O pai também frisa que trata o assunto com leveza e que incentiva sua filha a não ligar para isso e seguir jogando. “Não tem nenhuma pressão. Falo que isso é um caso a parte. Digo pra ela continuar jogando futebol e que novos campeonatos virão. Ela buscou a vaga dela no time, hoje é zagueira titular e muito respeitada pelos meninos. Esse preconceito não vem deles, são apenas crianças”, revelou.
É claro que Maria Clara seguirá em frente, jogando e fazendo sua parte. Mas também é preciso que as Federações e Confederações não excluam uma criança da prática esportiva.
O futebol feminino precisa ser incentivado e acessível, essa é a maior causa do baixo interesse das meninas pelo esporte. Se ainda não há opções de locais para as meninas jogarem e se não há torneios femininos, não é justo simplesmente excluir uma criança que treina, que joga e que ama o esporte tanto quanto os meninos de um campeonato.

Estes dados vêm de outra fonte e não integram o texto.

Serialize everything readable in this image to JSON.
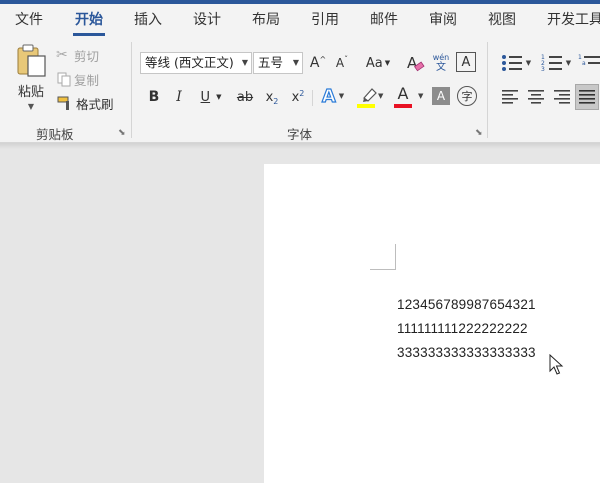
{
  "tabs": [
    "文件",
    "开始",
    "插入",
    "设计",
    "布局",
    "引用",
    "邮件",
    "审阅",
    "视图",
    "开发工具"
  ],
  "active_tab": "开始",
  "clipboard": {
    "paste_label": "粘贴",
    "cut_label": "剪切",
    "copy_label": "复制",
    "format_painter_label": "格式刷",
    "group_label": "剪贴板"
  },
  "font": {
    "font_name": "等线 (西文正文)",
    "font_size": "五号",
    "grow_label": "A",
    "shrink_label": "A",
    "case_label": "Aa",
    "phonetic_top": "wén",
    "phonetic_bottom": "文",
    "bold_label": "B",
    "italic_label": "I",
    "underline_label": "U",
    "strike_label": "ab",
    "subscript_label": "x",
    "subscript_mark": "2",
    "superscript_label": "x",
    "superscript_mark": "2",
    "effects_label": "A",
    "highlight_label": "ab",
    "color_label": "A",
    "shading_label": "A",
    "enclose_label": "字",
    "group_label": "字体",
    "highlight_color": "#ffff00",
    "font_color": "#e81123"
  },
  "document": {
    "lines": [
      "12345678998765432​1",
      "111111111222222222",
      "333333333333333333"
    ]
  },
  "colors": {
    "accent": "#2b579a"
  }
}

Os regulamentos dos campeonatos vetam a participação de garotas nos torneios pelo simples fato de serem garotas, sem ao menos entender que, nesta idade, não há disparidade física entre meninos e meninas, conforme estudos comprovam. Por isso, desde cedo, as garotas começam a enfrentar barreiras que irão acompanhá-las pelo resto da vida.
Não pode ser assim, não faz sentido esse tipo de segregação. Por isso, fica aqui o nosso apelo: DEIXEM MARIA CLARA JOGAR!
ATUALIZAÇÃO: A Federação Maranhense de Futebol 7 e a Confederação Brasileira de Futebol 7 (CBF7) emitiram seus posicionamentos no último domingo (24/2) sobre o caso de Maria Clara e, por fim, decidiram permitir a participação da garota no Campeonato Maranhense de de Futebol 7, na categoria sub-11.